Seven years ago, Jason Crawford, PhD, Maxine F. Singer ’57 PhD Associate Professor of Chemistry and Microbial Pathogenesis, began chasing a ghost—a bacterial toxin named colibactin. He was looking for its molecular structure. He could detect bits of it, but never enough to form an entire likeness. Four years into the hunt he asked Seth Herzon, PhD, Milton Harris ’29 PhD Professor of Chemistry, to join him.
Three years later the chemists still had only a partial identity. Yale’s cutting-edge mass spectrometry machines had captured faint traces of colibactin’s phantom molecule. Then came a eureka moment: the final clue that allowed them to not only describe colibactin, but also to make a synthetic doppelganger of it. Their discoveries were published last in September 2019 in the journal Science.
Drs. Crawford and Herzon pursued colibactin so doggedly because it is associated with up to 67 percent of all colon cancers. The correlation has been clear for more than a decade, but despite a motivated amount of competitive research, no one could figure out why. Scientists knew that colibactin was a metabolite produced by a few genotoxic strains of the common gut bacteria Escherichia coli (E. coli), and that it was potent enough to trigger cancer.

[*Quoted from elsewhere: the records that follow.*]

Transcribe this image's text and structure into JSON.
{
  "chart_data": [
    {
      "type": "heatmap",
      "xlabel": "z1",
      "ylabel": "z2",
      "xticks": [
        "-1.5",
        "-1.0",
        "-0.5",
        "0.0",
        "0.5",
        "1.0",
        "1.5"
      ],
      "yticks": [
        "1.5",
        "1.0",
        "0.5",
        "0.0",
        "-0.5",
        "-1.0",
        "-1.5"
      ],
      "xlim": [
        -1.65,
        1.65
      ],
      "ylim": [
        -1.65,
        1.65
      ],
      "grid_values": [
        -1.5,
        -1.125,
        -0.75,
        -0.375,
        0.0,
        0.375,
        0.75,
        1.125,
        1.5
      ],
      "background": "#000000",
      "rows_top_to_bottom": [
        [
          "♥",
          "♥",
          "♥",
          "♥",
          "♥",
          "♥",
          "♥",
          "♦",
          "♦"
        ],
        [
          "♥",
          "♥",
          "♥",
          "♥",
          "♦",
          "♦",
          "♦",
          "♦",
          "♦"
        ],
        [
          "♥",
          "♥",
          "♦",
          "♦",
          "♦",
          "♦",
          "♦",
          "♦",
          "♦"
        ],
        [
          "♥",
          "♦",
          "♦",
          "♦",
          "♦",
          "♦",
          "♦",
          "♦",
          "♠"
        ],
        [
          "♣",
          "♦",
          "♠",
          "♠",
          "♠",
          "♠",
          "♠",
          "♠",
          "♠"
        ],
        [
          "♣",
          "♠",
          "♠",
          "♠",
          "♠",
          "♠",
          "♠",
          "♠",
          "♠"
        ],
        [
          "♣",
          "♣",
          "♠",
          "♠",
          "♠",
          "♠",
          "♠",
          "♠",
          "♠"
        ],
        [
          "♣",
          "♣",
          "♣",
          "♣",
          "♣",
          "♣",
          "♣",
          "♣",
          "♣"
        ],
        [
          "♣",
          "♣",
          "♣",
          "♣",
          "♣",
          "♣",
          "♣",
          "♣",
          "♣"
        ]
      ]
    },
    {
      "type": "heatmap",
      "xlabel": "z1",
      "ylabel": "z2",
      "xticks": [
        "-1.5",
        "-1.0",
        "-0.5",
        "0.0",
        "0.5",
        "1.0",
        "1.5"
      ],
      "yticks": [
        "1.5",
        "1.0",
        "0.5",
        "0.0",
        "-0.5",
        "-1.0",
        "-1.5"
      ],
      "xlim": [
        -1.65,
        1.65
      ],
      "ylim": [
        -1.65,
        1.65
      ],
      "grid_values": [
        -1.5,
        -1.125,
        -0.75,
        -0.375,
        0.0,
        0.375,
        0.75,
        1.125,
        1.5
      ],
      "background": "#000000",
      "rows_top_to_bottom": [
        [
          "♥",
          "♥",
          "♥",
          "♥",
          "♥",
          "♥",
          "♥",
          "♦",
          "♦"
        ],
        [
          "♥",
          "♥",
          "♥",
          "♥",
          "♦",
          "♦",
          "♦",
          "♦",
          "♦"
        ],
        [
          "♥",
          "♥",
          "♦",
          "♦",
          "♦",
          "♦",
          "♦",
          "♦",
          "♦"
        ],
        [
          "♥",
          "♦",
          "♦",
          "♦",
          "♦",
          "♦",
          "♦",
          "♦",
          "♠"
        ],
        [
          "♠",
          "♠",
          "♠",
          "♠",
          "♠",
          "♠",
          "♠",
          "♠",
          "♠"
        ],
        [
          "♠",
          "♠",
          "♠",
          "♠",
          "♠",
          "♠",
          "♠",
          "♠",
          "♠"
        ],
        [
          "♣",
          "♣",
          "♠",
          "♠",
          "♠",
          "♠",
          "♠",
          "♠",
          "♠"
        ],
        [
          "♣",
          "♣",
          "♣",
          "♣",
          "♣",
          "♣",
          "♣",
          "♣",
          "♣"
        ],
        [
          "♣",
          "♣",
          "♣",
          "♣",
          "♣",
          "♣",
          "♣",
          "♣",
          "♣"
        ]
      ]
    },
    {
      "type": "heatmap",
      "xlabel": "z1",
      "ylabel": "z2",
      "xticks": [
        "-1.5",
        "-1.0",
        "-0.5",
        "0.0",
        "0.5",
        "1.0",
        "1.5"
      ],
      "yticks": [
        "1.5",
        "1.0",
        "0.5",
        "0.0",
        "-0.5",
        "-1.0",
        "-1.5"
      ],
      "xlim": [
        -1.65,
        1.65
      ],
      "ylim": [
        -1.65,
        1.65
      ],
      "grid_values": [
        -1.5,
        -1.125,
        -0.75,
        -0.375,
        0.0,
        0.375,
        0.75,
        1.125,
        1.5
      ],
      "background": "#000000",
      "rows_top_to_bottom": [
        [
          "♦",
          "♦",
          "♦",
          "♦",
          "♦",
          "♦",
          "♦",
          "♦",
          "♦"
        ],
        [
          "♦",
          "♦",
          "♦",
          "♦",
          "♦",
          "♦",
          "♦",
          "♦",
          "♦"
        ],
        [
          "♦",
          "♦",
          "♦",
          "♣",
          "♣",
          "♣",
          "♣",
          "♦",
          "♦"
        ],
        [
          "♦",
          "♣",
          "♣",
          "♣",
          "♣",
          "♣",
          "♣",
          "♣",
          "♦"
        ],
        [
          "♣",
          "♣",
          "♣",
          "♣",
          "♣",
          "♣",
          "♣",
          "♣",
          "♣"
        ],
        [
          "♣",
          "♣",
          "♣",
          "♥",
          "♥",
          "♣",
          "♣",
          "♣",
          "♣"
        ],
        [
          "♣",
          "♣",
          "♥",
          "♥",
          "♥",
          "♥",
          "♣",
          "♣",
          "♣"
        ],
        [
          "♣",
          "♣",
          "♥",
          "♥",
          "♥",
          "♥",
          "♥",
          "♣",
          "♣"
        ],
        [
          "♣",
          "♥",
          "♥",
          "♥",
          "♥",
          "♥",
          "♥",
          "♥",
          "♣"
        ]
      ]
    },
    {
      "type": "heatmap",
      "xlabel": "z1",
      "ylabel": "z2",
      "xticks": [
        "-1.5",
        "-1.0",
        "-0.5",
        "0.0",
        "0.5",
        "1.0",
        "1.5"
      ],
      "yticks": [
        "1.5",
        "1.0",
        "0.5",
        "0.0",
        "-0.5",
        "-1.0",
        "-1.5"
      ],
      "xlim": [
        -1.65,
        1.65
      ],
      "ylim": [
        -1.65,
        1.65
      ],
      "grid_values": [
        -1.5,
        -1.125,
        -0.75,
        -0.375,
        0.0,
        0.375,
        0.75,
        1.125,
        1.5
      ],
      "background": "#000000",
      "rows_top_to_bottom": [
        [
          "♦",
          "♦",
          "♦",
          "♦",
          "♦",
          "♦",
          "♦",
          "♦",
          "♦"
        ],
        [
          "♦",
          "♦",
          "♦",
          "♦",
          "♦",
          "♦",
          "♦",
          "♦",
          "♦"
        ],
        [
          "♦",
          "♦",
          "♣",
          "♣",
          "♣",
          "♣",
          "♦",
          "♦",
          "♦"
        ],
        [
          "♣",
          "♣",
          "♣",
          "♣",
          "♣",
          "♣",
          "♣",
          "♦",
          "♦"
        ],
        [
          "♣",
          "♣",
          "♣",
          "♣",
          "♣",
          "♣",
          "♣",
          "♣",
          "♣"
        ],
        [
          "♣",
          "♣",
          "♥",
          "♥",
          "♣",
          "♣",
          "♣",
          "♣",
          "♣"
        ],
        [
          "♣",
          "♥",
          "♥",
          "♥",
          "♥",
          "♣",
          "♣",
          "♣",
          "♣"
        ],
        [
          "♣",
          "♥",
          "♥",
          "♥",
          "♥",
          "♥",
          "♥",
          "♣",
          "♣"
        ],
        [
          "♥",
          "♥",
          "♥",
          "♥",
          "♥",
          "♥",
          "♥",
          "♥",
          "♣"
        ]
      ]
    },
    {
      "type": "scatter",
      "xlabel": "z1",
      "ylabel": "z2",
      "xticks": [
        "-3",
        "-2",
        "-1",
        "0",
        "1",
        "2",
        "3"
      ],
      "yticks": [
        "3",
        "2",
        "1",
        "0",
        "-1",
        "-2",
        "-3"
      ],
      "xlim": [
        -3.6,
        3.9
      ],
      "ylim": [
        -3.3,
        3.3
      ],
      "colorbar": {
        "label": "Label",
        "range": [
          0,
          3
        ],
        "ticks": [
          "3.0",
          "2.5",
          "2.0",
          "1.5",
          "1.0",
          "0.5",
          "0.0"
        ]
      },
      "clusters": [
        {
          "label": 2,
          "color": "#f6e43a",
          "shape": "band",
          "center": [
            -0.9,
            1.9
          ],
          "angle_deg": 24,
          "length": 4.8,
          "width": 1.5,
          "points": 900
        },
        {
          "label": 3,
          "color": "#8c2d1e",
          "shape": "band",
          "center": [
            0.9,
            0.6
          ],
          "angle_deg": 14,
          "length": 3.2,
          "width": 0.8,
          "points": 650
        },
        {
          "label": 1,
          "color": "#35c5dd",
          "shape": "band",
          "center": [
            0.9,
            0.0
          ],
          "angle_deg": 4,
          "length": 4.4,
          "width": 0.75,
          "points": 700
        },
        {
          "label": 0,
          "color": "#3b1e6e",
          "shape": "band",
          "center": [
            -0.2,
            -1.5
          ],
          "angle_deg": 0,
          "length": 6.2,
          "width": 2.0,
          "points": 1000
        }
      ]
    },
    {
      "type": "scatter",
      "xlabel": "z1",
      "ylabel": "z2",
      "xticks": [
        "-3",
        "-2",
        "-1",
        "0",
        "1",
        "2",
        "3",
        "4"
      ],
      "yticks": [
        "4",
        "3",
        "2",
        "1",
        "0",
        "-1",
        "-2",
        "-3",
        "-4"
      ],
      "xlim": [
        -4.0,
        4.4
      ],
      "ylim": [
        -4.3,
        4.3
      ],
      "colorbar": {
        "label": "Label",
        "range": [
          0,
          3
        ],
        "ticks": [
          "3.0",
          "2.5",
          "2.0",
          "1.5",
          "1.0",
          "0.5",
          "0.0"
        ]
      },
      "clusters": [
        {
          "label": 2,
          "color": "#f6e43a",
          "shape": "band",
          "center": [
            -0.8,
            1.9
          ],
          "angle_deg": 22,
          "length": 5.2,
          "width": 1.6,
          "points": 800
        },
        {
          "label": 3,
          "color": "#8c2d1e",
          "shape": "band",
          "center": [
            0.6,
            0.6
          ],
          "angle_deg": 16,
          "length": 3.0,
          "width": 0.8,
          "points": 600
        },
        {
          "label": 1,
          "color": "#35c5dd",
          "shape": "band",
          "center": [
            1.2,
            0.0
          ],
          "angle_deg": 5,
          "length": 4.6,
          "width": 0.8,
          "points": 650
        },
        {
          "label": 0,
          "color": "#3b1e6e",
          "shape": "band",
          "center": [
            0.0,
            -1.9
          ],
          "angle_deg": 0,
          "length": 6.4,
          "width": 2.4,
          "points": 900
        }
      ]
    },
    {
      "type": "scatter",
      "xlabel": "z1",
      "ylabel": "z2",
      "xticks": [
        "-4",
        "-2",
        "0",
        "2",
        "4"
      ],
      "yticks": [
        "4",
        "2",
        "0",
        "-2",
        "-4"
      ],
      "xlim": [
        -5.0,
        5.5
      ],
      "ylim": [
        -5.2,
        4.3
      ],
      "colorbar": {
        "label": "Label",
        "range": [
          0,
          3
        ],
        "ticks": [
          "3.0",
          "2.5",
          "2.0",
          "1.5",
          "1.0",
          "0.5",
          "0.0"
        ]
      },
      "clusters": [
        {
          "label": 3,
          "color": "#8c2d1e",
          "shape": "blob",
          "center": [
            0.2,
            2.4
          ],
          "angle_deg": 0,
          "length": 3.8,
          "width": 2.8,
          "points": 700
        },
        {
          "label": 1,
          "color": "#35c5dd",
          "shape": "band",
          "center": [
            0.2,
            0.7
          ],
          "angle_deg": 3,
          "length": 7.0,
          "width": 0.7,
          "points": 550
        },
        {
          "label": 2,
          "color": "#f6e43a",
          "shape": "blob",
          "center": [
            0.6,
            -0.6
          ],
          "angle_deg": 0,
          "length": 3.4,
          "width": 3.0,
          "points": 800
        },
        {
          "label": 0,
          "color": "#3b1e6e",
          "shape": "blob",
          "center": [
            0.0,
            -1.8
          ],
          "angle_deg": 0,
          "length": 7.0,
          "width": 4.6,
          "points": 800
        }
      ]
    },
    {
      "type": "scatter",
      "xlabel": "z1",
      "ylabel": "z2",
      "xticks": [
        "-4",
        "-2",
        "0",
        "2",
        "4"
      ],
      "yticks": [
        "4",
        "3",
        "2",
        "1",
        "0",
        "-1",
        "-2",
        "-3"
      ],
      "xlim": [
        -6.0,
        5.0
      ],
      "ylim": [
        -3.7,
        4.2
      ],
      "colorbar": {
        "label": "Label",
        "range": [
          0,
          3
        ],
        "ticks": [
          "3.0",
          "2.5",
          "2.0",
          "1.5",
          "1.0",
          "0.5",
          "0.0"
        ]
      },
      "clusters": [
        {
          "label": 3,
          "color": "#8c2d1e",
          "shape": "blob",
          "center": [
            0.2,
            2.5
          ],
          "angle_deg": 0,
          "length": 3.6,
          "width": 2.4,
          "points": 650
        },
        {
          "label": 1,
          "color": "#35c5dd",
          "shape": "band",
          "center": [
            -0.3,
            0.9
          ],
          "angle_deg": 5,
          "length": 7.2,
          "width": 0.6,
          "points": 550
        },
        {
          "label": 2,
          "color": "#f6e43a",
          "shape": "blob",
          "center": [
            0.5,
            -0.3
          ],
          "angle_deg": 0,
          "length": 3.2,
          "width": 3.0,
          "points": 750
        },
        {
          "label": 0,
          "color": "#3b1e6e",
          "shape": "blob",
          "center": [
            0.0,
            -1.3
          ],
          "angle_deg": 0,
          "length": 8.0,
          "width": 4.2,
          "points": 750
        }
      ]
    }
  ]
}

But the compound is so scant and unstable, that all attempts to pin down its molecular characteristics failed—until the Yale team’s breakthrough.
“If you can figure out what colibactin is and how it regulates colon cancer,” explained Dr. Crawford, “then you can start thinking about how to prevent this from happening.”
To start, Dr. Crawford’s lab completed a metabolic analysis of ~40,000 molecules associated with the colibactin producer, eventually isolating and mapping more than 100 associated with the colibactin pathway. Then they stalled.
In 2015, Dr. Crawford mentioned to Dr. Herzon that he was working on a molecule that he couldn’t isolate. Dr. Herzon, a synthetic chemist, said his lab probably could make a synthetic version in a couple of months. They began, as usual, with biomimetics, mimicking how nature might assemble the molecule. That process took them through “biosynthetic intermediaries” that revealed the chemical reactions that occur before colibactin becomes colibactin.
“We made the biosynthetic precursor, precolibactin, that some people had been studying and showed that that precursor transforms into a bunch of things that had been overlooked in the literature,” said Dr. Herzon. “Building on the parts of colibactin that were well established, we began to make more complex fragments that we hypothesized might be generated. Those structures turned out to be extraordinarily potent genotoxins.”
That excited the chemists, momentarily. Then they reached an impasse. They couldn’t isolate the complete genotoxins from the bacteria. “By 2018,” said Dr. Herzon, “I was thinking about making a graceful exit.”
That was a magic moment. It took seven years to get there. We quickly went from not having a clue to knowing almost everything about the entire mechanism, because we could mine seven years of data.
Dr. Jason Crawford
Then, in early 2018 another group of researchers cultured the bacteria that make colibactin, added DNA, and re-isolated the DNA. They found that the DNA now had an interstrand crosslink. This news reanimated the chemists. This synthetic compound, which Drs. Crawford and Herzon describe as containing two “warheads,” was not colibactin itself, but behaved like the natural molecule. They hypothesized Dark Chemical Matter and Colon Cancer that colibactin itself was stuck in the crosslink.
“We decided to use the DNA as a hook to fish out colibactin,” explained Dr. Crawford.
Dr. Herzon asked one of his graduate students, Mengzhao (Lucy) Xue, to see if she could dig the molecule out of the crosslink and isolate it. Xue crosslinked DNA with the bacteria, then used enzymes to gnaw down the DNA until all that remained were the two DNA bases and the molecule that had reacted with them. Using extremely powerful mass spectrometry and isotope labeling, Xue eventually found the molecule’s mass.
“That was the bit of data we needed,” said Dr. Herzon. “It was the most exciting scientific moment of my career.” This data allowed them to predict a structure for colibactin, and then chemically synthesize it. “That was a magic moment,” agreed Dr. Crawford. “It took seven years to get there. We quickly went from not having a clue to knowing almost everything about the entire mechanism, because we could mine seven years of data.”
Dr. Crawford is developing an antibiotic that selectively removes colibactin-producing bacteria from the intestinal tract, with the goal of preventing colon cancer. Dr. Herzon hopes to repurpose colibactin as targeted chemotherapy.
“There is probably a world of metabolites out there that are biologically significant and relevant to human health but that pass completely undetected by existing methods. We refer to it as, ‘Dark Chemical Matter.’ You can’t detect it, but it’s there and it probably matters a lot.” Looking forward, the researchers are trying to develop approaches to reveal the structures and function of this dark chemical matter.